Adapting to Scarcity.Sustainable Services [PDF]

Adapting to Scarcity:  Searching for a Sustainable Service System

John O’Brien

1999

Scarcity troubles the future of services for people with developmental disabilities. Growing U.S. waiting lists for services signal insufficient funds to meet the identified service needs of more than 100,000 people for more than 200,000 different services, though data collection and reporting problems make estimates uncertain (Davis, 1997). Increasing difficulty in recruiting and retaining qualified direct support workers testifies not only to insufficient funding to create an adequate career structure in existing services, but also to a crisis of meaning in the work of serving people with disabilities which leaves many workers trapped in jobs that are poorly paid because they are assumed to be no more than babysitting for inconvenient people of little value (Braddock & Mitchell, 1992; Larson & Lakin, 1999; Smull & Bellamy, 1991).

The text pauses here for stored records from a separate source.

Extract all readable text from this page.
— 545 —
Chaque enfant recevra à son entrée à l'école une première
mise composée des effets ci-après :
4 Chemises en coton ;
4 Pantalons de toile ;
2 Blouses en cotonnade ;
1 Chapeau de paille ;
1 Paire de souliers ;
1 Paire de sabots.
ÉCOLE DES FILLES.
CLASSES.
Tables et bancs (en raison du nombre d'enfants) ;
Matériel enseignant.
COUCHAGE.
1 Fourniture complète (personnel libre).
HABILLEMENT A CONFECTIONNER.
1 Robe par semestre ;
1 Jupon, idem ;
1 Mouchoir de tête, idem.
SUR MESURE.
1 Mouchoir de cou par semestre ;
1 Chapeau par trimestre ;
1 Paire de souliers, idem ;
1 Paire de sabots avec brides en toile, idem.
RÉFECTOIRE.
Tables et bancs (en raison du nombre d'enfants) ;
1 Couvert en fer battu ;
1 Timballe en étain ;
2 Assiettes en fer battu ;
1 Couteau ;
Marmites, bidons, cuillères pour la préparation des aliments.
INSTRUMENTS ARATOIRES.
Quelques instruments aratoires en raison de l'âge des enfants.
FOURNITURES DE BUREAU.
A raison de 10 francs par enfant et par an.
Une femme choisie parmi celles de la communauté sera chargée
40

When the service system fails to cope with scarcity, people with developmental disabilities and their families have no choice but to cope with the effects of scarcity. Making up for lack of necessary assistance, making do with poorly fitting living arrangements, and dealing with discontinuity and unpreparedness among service workers imposes hardship and loss of opportunity on people with disabilities and their families, especially their mothers and sisters (Hayden & DePaepe, 1994; Traustadottir, 1995).